A water resources carrying capacity evaluation typically involves dozens of indicators. Traditional approaches either rely entirely on expert scoring (subjective) or entirely on data characteristics (objective), and each comes with its own bias. AHP-CRITIC combined weighting fuses both perspectives — respecting domain expertise while letting the data have a say.

A Three-Stage Evaluation Pipeline

Stage 1: AHP — Subjective Weighting

Build pairwise comparison matrices and derive expert weights after passing the consistency check (CR < 0.1). The crux is the design of the indicator hierarchy:

  • Quantity dimension: per capita water resources, water supply modulus, water-use efficiency
  • Quality dimension: compliance rate, COD concentration, ammonia nitrogen concentration
  • Ecology dimension: ecological flow guarantee rate, river/lake health index
  • Society dimension: water use per CNY 10,000 of GDP, irrigation water effective use coefficient

Stage 2: CRITIC — Objective Weighting

The CRITIC method derives weights automatically from each indicator's contrast intensity (standard deviation) and conflict (correlation coefficient). Unlike entropy weighting, CRITIC also accounts for information redundancy across indicators.

# CRITIC core computation
contrast = std_matrix  # Standard deviation captures contrast intensity
conflict = 1 - corr_matrix  # Correlation captures conflict
info = contrast * conflict.sum(axis=1)
weights_critic = info / info.sum()

Stage 3: TOPSIS — Comprehensive Evaluation

Normalize the decision matrix → apply weights → compute distances to the positive/negative ideal solutions → rank by relative closeness.

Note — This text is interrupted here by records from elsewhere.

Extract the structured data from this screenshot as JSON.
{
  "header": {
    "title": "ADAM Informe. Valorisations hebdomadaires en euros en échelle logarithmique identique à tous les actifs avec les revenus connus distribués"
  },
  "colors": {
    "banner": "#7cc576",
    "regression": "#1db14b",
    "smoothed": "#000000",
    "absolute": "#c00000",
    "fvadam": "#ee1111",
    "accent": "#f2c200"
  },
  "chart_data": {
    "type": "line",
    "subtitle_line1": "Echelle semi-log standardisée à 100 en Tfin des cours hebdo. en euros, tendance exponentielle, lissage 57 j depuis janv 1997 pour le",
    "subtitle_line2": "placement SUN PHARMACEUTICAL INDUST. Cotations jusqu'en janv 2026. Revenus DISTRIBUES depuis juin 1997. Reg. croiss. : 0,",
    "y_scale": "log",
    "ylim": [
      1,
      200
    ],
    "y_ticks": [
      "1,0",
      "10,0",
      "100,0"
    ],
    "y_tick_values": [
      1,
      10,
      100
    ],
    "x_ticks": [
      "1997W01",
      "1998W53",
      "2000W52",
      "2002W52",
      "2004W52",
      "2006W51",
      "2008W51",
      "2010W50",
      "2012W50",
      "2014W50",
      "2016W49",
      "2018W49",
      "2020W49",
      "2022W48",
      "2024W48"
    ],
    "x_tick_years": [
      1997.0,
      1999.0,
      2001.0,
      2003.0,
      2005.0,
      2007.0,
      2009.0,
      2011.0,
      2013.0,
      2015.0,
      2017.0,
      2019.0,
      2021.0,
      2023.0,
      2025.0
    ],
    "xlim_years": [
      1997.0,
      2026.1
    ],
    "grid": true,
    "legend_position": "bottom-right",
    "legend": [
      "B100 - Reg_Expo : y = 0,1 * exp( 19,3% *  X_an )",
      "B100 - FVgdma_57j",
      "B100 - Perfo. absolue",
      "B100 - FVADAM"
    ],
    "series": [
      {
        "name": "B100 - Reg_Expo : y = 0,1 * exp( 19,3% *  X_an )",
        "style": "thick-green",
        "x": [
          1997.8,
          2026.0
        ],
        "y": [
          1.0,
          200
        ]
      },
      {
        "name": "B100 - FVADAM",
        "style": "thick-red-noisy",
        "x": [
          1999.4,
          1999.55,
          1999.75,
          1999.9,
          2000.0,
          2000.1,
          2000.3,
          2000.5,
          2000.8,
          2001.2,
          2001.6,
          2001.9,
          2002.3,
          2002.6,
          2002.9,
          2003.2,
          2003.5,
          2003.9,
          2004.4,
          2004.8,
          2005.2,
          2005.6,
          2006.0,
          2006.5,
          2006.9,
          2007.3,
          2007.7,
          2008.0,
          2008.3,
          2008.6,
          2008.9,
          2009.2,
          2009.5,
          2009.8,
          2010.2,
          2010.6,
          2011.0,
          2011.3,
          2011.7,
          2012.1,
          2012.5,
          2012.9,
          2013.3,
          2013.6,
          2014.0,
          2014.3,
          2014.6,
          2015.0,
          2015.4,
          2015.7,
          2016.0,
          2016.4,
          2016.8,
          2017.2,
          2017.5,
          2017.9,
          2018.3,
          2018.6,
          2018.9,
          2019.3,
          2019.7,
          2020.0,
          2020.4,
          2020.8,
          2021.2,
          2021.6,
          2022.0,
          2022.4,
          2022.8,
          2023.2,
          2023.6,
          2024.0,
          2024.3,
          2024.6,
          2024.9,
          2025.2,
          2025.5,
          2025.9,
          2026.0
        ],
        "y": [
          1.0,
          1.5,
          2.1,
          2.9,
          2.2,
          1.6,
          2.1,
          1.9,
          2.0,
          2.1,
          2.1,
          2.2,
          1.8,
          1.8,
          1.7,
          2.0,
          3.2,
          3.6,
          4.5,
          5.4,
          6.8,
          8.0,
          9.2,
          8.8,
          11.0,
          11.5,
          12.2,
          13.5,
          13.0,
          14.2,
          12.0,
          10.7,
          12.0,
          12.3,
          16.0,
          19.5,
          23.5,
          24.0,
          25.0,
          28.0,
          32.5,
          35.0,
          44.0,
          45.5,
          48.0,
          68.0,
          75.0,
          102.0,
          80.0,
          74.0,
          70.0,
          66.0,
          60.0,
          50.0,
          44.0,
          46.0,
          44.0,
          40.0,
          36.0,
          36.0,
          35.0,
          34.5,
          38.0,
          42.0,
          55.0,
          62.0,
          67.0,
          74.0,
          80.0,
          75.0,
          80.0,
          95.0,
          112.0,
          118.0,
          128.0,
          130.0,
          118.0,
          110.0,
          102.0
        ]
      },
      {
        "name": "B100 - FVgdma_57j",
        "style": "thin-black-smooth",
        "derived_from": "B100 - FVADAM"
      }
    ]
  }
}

Combined Weighting Strategy

Final weight = α × AHP weight + (1 − α) × CRITIC weight, where α is typically 0.5 (equal-weight combination), though α can also be optimized by minimizing information entropy.

Engineering Considerations

  1. Indicator standardization: positive indicators use the maximum-value method, negative indicators use the minimum-value method, with care taken around zero values
  2. Automated consistency check: when CR > 0.1, automatically adjust the comparison matrix
  3. Sensitivity analysis: vary α to observe ranking stability and produce a sensitivity heatmap
  4. Report generation: pipe the results into a Word template (python-docx)

Application Case

In a water efficiency assessment project covering an industrial cluster in Zhejiang Province, we used this method to evaluate 12 industrial parks for water-use efficiency, ultimately producing a "red / yellow / green" three-tier alert system that helps regulators precisely identify high-water-consumption parks.

See the project: Industrial Cluster Water Efficiency Assessment System

Wrap-Up

AHP-CRITIC-TOPSIS isn't a silver bullet, but it offers an interpretable, reproducible, and extensible evaluation framework. In the water conservancy industry, this methodology has already been validated in carrying capacity evaluation, water-environment functional zoning, and water-saving assessment, among other use cases.